The members of the all-female Irish ensemble were about to part ways after the event. However, days after the concert, the group remained intact due to the enthusiastic response. The original lineup of four vocalists and one violinist is history. Now, with three vocalists and one violinist, Celtic Woman brings it "Homecoming" tour to the Academy of Music tomorrow night.
Their lineup has changed quite a bit over the years. But the act, which has former members in the double digits, has remained successful. Over nine million albums have been sold and Celtic Woman have been named Billboard World Album Artist of the Year six times.
"There is no story quite like ours," vocalist Mairead Carlin said while calling from Jacksonville, Fla.
"We just keep rolling along."
"It was magical performing and recording at home," Carlin said.
"It was very emotional. It was a special night because it's Ireland. It takes us back to where it started for all of us. It's amazing how much music has come out of such a small place. We're from this tiny island, which has given the world so much music – U2, Sinead O'Connor, The Chieftains and so many other great recording artists."
The Chieftains leader Paddy Maloney gives Celtic Woman a big thumbs up.
"I love their voices," Maloney said.
"There is nobody else like Celtic Woman. They should be so proud since they're so successful. They are so popular in America. It took us years to get an audience here, but it seemed to happen fairly immediately for Celtic Woman."

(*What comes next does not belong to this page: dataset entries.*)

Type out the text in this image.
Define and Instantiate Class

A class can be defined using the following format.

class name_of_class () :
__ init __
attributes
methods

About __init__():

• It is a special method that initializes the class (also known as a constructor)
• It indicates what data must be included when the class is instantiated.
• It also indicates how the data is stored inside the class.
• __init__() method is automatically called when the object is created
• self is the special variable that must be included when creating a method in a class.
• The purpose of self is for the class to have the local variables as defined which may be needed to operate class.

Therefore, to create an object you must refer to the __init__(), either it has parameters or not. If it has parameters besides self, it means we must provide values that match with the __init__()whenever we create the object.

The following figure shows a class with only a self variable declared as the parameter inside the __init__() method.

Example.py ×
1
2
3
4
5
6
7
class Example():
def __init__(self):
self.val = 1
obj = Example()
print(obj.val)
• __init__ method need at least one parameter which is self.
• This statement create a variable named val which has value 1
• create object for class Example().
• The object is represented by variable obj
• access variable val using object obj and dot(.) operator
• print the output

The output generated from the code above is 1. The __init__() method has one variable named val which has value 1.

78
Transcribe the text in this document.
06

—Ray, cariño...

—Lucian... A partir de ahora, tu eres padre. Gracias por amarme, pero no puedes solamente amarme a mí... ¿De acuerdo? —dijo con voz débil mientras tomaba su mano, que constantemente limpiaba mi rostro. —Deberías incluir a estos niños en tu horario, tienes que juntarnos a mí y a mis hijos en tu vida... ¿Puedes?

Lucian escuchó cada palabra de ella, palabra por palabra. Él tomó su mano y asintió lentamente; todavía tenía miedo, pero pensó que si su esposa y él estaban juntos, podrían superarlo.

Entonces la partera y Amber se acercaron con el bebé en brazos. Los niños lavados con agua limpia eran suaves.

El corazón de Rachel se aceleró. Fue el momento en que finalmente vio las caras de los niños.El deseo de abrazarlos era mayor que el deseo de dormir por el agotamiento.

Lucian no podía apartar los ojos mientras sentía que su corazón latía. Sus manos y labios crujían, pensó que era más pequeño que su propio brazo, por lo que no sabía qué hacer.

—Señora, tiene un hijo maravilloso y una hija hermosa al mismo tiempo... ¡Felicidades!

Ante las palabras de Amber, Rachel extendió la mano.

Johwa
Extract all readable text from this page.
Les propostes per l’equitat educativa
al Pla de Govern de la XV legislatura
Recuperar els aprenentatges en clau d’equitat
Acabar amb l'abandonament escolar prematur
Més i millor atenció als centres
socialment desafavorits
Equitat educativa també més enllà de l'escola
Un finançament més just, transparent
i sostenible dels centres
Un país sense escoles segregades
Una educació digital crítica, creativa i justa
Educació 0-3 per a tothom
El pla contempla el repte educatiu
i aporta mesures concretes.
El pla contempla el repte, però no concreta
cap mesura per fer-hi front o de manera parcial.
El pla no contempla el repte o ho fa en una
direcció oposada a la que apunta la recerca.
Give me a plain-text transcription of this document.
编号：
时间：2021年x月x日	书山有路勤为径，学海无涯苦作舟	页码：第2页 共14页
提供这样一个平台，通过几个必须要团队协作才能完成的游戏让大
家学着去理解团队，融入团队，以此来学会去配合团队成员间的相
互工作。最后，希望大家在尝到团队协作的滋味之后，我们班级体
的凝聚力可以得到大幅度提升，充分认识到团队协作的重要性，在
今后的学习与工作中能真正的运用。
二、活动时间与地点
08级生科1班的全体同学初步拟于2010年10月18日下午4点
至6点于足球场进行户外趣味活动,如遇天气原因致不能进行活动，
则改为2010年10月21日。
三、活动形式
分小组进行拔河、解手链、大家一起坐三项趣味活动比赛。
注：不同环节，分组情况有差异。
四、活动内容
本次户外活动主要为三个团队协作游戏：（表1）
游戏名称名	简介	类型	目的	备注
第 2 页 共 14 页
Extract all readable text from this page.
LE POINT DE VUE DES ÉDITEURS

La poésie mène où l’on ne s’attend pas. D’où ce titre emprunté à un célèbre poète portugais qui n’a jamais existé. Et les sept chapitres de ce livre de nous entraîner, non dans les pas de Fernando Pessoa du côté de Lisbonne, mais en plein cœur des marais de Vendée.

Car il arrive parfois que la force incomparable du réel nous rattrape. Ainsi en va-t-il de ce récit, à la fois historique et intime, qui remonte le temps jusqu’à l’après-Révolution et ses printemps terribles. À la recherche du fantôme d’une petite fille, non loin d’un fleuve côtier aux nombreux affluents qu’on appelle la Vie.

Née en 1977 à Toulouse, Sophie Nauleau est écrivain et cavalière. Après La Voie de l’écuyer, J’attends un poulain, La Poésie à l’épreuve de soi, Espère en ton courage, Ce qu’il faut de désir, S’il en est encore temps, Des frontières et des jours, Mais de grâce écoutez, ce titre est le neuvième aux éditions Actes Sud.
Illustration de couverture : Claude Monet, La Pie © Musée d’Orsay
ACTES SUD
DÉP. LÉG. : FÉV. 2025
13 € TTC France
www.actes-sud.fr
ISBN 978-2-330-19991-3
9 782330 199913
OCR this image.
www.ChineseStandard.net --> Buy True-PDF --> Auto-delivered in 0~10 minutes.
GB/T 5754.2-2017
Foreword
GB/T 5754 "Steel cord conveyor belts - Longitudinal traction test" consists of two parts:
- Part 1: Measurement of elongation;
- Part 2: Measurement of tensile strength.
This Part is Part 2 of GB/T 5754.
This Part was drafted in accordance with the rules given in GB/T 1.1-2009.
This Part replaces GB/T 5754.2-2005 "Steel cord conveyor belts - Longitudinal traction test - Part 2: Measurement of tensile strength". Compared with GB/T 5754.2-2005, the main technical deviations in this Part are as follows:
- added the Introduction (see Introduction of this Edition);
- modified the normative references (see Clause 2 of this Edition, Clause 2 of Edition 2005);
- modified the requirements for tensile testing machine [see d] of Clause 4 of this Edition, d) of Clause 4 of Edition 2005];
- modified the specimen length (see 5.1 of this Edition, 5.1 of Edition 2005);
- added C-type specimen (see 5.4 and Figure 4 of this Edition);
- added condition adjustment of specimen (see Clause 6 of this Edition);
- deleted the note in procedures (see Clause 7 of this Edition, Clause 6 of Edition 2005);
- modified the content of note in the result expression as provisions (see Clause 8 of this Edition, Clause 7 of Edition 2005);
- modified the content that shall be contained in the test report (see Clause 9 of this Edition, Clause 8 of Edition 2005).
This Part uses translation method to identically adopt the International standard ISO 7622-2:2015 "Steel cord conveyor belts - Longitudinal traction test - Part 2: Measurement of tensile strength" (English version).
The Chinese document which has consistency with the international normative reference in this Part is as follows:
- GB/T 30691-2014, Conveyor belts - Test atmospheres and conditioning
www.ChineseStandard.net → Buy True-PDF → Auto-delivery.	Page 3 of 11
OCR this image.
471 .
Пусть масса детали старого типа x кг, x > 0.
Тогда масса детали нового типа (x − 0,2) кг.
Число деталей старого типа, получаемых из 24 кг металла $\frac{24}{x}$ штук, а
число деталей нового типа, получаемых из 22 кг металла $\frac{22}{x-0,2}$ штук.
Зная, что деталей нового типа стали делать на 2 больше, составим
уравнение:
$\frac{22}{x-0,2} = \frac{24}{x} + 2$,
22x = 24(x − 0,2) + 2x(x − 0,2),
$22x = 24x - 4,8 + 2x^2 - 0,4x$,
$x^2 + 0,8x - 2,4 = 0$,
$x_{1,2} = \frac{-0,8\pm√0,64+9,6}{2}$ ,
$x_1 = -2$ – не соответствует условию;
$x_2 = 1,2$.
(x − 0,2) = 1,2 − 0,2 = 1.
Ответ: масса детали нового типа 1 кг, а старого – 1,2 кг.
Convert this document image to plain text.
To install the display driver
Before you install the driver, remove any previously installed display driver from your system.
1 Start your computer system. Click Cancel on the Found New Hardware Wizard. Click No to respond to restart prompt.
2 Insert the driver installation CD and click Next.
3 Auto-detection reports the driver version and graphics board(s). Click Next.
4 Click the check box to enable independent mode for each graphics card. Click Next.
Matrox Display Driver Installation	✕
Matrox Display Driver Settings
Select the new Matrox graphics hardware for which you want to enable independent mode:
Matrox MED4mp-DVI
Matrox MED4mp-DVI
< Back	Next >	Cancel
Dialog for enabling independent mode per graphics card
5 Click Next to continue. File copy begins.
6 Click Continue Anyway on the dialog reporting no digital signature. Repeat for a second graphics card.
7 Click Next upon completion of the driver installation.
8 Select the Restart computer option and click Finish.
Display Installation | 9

The 2005 PBS special helped connect Celtic Woman with American audiences, who became enamored with their Celtic sound and performance, which includes a full ensemble of musicians and dancers. The Celtic Woman four-month tour will take the ladies across the country to 90 cities before wrapping up in June.
"We bring the Celtic experience," Carlin said.
"We particularly do well in Philadelphia. I love that city. Philadelphia has always been one of our best markets. We do so well there in March."
There's music. There's visuals. And we have so many other elements. It's an old-time show that you just don't see anywhere else."
But it's not just the time of the season that's a reason for Celtic Woman's success. The act's audience enjoys the blend of Celtic, New Age and adult contemporary. Pretty harmonies sung by the ladies, impeccably clad in ornate designer gowns and the elaborate choreography of Irish dancers and a full band playing traditional Irish instruments is all part of the production.
"I think we have something for everyone," Carlin said.
"There's music. There's visuals. And we have so many other elements. It's an old-time show that you just don't see anywhere else."
Celtic Woman has a deep, 19-album canon to sift through while making a set list.
"It's a challenge, but I would rather have more than less when it comes to putting a show together," Carlin said.
Each of their albums is filled with dramatic, baroque songs which range from the traditional ("Ave Maria," "Isle of Innisfree") to classics ("Danny Boy," "Over the Rainbow") and to modern favorites (Simon and Garfunkel's "Bridge Over Troubled Water," Sting's "Field of Gold").
"We do things our own way," Carlin said. "We don't follow any formula. For us, it's all about the honesty and integrity."
Celtic Woman appears Thursday, March 22 at the Academy of Music, 240 S. Broad St., Philadelphia. Tickets are $44, $74 and $89. Show time is 7:30 p.m.